20140207_200917Alors qu’il devrait déambuler dans les méandres asphaltés de Détroit, sieur Slévich dînait dans un restaurant japonais à Séoul. Que n’était-il le Diable pour profiter du don d’ubiquité : être l’ombre du Grand Mukya réclame au moins deux vies… En bon nègre dévoué, il avait certes réussi à envoyer à temps les sonnets pour la Battle, mais pourquoi était-il contraint d’enquêter en Corée du Sud ? Quel rapport avec le décès de Paul ? Et combien de temps encore cet illuminé allait-il garder sa couverture de pseudo-poète ? Une pensée pour Rose attrista un instant le visage du quadragénaire. Soudain, un bras se posa sur ses épaules : un des convives s’était rapproché et le tenait tel un vieil ami pour éterniser l’instant : « Un, deux, trois, kimchi ! » Sous l’effet du sôju, un alcool de riz à moins de 20°, il plaqua un sourire béat sur sa face inexpressive de belgo-slave aux yeux bridés. Encore une photo ridicule et pour comble, n’avait-il lui aussi levé une main avec l’index et le majeur en forme de V, singeant les autochtones ? Il se leva, accablé par sa faiblesse présente, et sortit de cette table encore garnie de sushis, tempura, soupe miso et autres mets exotiques en évitant au mieux les jambes qui s’étendaient de plus en plus, fatiguées de la position du tailleur.

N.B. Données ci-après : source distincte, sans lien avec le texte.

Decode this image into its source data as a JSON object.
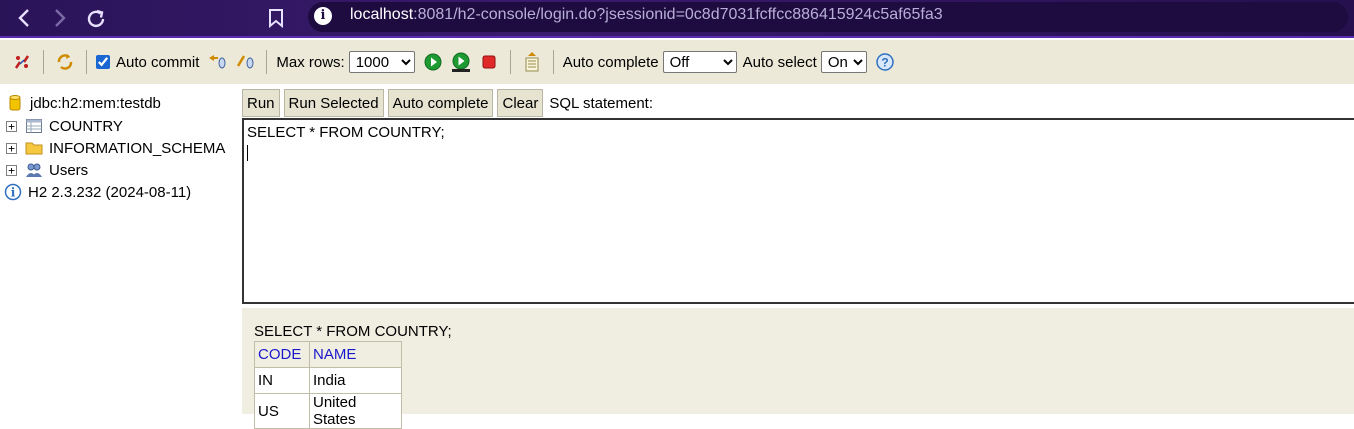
{
  "browser": {
    "url_host": "localhost",
    "url_rest": ":8081/h2-console/login.do?jsessionid=0c8d7031fcffcc886415924c5af65fa3"
  },
  "toolbar": {
    "auto_commit_label": "Auto commit",
    "auto_commit_checked": true,
    "max_rows_label": "Max rows:",
    "max_rows_value": "1000",
    "auto_complete_label": "Auto complete",
    "auto_complete_value": "Off",
    "auto_select_label": "Auto select",
    "auto_select_value": "On"
  },
  "tree": {
    "connection": "jdbc:h2:mem:testdb",
    "items": [
      {
        "label": "COUNTRY",
        "icon": "table-icon"
      },
      {
        "label": "INFORMATION_SCHEMA",
        "icon": "folder-icon"
      },
      {
        "label": "Users",
        "icon": "users-icon"
      }
    ],
    "version": "H2 2.3.232 (2024-08-11)"
  },
  "query": {
    "run_label": "Run",
    "run_selected_label": "Run Selected",
    "auto_complete_label": "Auto complete",
    "clear_label": "Clear",
    "sql_label": "SQL statement:",
    "sql_text": "SELECT * FROM COUNTRY;"
  },
  "result": {
    "query": "SELECT * FROM COUNTRY;",
    "columns": [
      "CODE",
      "NAME"
    ],
    "rows": [
      [
        "IN",
        "India"
      ],
      [
        "US",
        "United States"
      ]
    ]
  }
}
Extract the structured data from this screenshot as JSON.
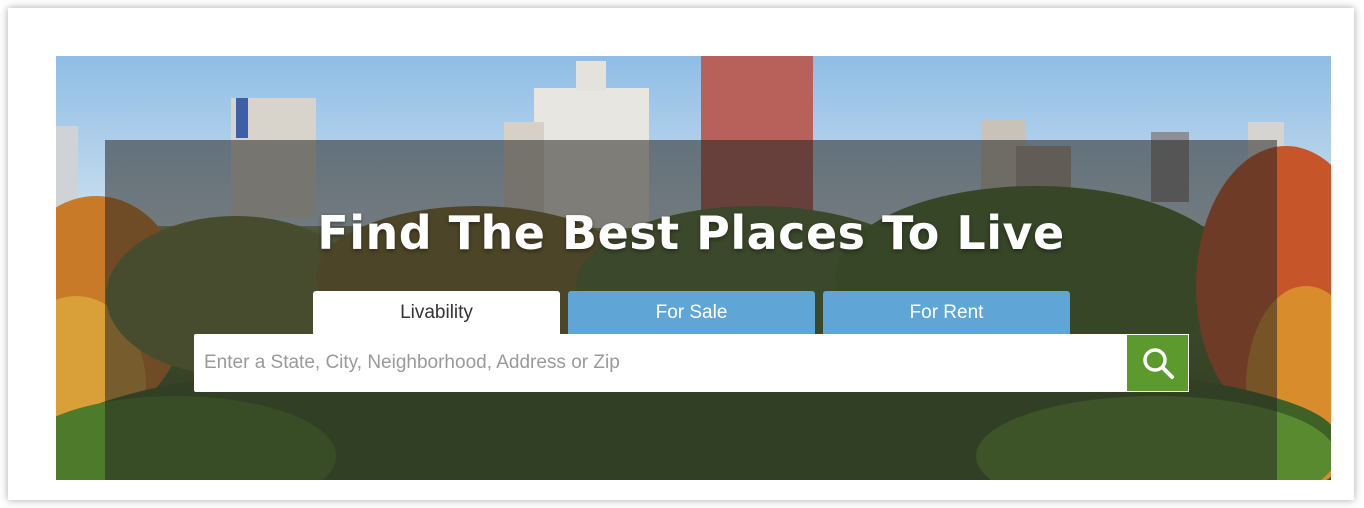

En chaussant les sandales prévues pour les petites absences, il faillit tomber. Il se rattrapa de justesse, d’un soubresaut de hanche et de reins, reliquats d’années de pratiques martiales. A cet instant, ses yeux se perdirent dans l’éclat d’un lampion rouge et des mots traversèrent son esprit, une espèce d’histoire absconse qui parlait de lucioles. Slévich sourit, complaisant : il aimait ces instants incontrôlables où la cervelle se perd dans des déliriums insaisissables. Cela ne dura qu’un bref instant, mais ce fut suffisant pour l’aider à revenir sur terre. Un effet paradoxal, certes, que seule l’incohérence intérieure congénitale de ce mercenaire des vers expliquait.
Enfin aux toilettes – il avait marché quatre mètres avec l’impression d’en avoir parcouru cent, il se figea face au trou devant lui. Bien décidé à éviter toute acrobatie scatologique, il soupira et se résigna à se retenir jusqu’à ce qu’il puisse rentrer à l’hôtel. Alors pourquoi n’arrivait-il pas à quitter le trou des yeux ? Hallucinait-il ? Un mirage ? L’ombre d’un chat noir dans des chiottes coréennes… Il songea à un quatrain enfermé dans la coquille d’un œuf… L’œuf… Des vers l’emportèrent dans une absence impénétrable où seul le vide et le sentiment de s’y fondre régnaient. Soudain, des sueurs froides le sortirent de sa torpeur et il quitta précipitamment les W.C., non sans tenir ses mains collées aux oreilles. Des acouphènes le rendaient fou, des sons ressemblant à des incantations de sorcier indien. Blanc. Tout à coup, le décor s’effaça, plus rien n’entourait Slévich, ni décor, ni mur, ni même sol ou ciel. Il essaya de faire un pas en avant, mais ses jambes ne lui répondaient pas, pire, il ne les sentait plus. C’est alors que des alexandrins fusèrent dans sa tête ainsi que des comètes mitraillant le néant sidéral :

L’éclat des visiteurs enténèbrent les plaines,
Le sang s’est répandu des griffes d’un félin ;
Combien de ces tipis sont composés de lin ?
Le son net d’un sonnet chassera les vilaines.

Le Sage Pawata désignera les reines –
Les abeilles mourront pour chasser le malin ;
A nouveau, sous les cieux, d’un ultime câlin,
Le ciel embrasera toutes les folles graines.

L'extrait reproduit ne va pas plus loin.